In the Pioneer Settlement, I walked through log homes, early workshops, and utilitarian farm structures that reflect a more self-sufficient, frontier lifestyle. The interpretation in this area was hands-on and unpolished in a good way, it felt focused on giving visitors a working sense of the skills needed to build and survive during that time.

The Center Village represents the mid-1800s, with more refined architecture, period storefronts, and active trades like tin smithing and printing. It’s the kind of setting where you can see the evolution of material culture, not just in buildings, but in the way people lived and worked.

Inside the shop are bolts of cloth, paper patterns, and hand tools that tell the story of everyday craftsmanship in a growing village.
The Flint Pottery building was reconstructed to represent mid‑19th century pottery, originally tied to Morganville and Flint Hill from around 1845. The workshop showcases traditional 19th-century ceramics, where skilled potters shape clay into jugs, crocks, and household wares using a foot-powered wheel and open kiln. The wood‑fired kiln is one of the only 19th‑century style salt‑firing kilns still operating in the northeastern U.S.
The L. Tyler Boot& Shoe Shop, 1850s, represents a typical mid-19th century cobbler’s workshop, where custom boots and shoes were handmade using leather, lasts, and classic hand tools.

Imagine purchasing the Livingston-Backus House for $10,000! That’s exactly what Dr. Frederick Backus did in 1838 when he bought this grand mansion in Rochester, one of the city’s earliest and most elegant homes, originally built in 1827 by entrepreneur James Livingston. Backus soon transformed the home with elegant Greek Revival details.
Decades later, it became a prestigious girls’ school, serving generations of students. When the house faced demolition in the 1950s, a local benefactor intervened, carefully dismantling and storing it until its reconstruction at the Village in 1970, where its legacy continues today.

Finally, the Gaslight District steps into the late 19th century, with taller brick buildings, organized streets, and the visual shift that comes with industrialization.

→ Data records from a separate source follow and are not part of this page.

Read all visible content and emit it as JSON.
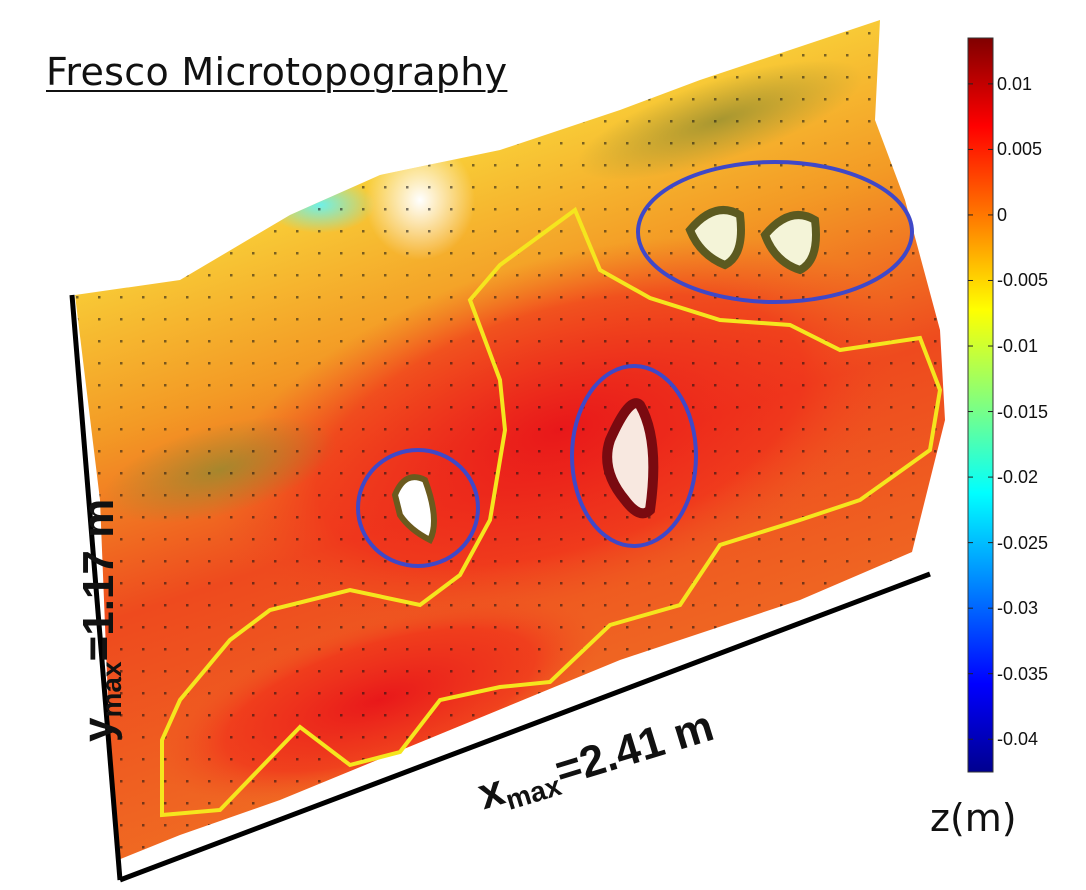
{
  "chart_data": {
    "type": "heatmap",
    "title": "Fresco Microtopography",
    "x_label": {
      "var": "x",
      "sub": "max",
      "rest": "=2.41 m"
    },
    "y_label": {
      "var": "y",
      "sub": "max",
      "rest": "=1.17 m"
    },
    "colorbar": {
      "label": "z(m)",
      "range": [
        -0.0425,
        0.0135
      ],
      "ticks": [
        0.01,
        0.005,
        0,
        -0.005,
        -0.01,
        -0.015,
        -0.02,
        -0.025,
        -0.03,
        -0.035,
        -0.04
      ],
      "tick_labels": [
        "0.01",
        "0.005",
        "0",
        "-0.005",
        "-0.01",
        "-0.015",
        "-0.02",
        "-0.025",
        "-0.03",
        "-0.035",
        "-0.04"
      ],
      "colormap": [
        "#00008f",
        "#0000ff",
        "#0080ff",
        "#00ffff",
        "#80ff80",
        "#ffff00",
        "#ff8000",
        "#ff0000",
        "#800000"
      ]
    },
    "annotations": {
      "outline_color": "#f5e61e",
      "circle_color": "#3f48c8",
      "circled_regions": 3
    }
  }
}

The layers of history across the three sections help situate trades and techniques within a wider context of cultural and economic change
The Hamilton House, 1825, is an example of refined Federal-style architecture once located in Campbell, New York. In one of the photos here, you’ll see the Hamilton House being moved, beam by beam, a process repeated for dozens of structures on the site.
The house was decorated throughout with beautiful wallpapers typical of the 1830s, featuring bold patterns and rich colors that reflected the growing influence of machine printing and the era’s fascination with symmetry and classical motifs.

One of the most impactful parts of the day was a blacksmithing demonstration I attended in the forge. It wasn’t just the demonstration itself, it was who was there. The forge was filled with practicing blacksmiths and metalsmiths from across New York State. Many knew one another from previous conferences or through work at other heritage sites.
As the demonstrator worked on forging an axe head, the group watched closely, exchanging ideas, tips, and comparisons from their own experiences. I didn’t participate in the conversation; I just listened, which was incredibly valuable. I overheard discussions about the design of canal gate joints, region-specific forging techniques, and the kinds of tools being used in other historical settings. It was a technical conversation, grounded in experience. The sense of shared knowledge and mutual respect in the room was clear, and it struck me how much is learned in these informal moments.

What stood out most was how different this felt from the larger conferences that tend to focus more on national policy and academic research. While those have their place, the conversations often circle around the same systemic challenges without arriving at practical outcomes. Here, the focus was narrower, but deeper. These were real people, with real skills, invested in maintaining and passing on trades knowledge. That kind of community, built on work, not just ideas, is what sustains the field.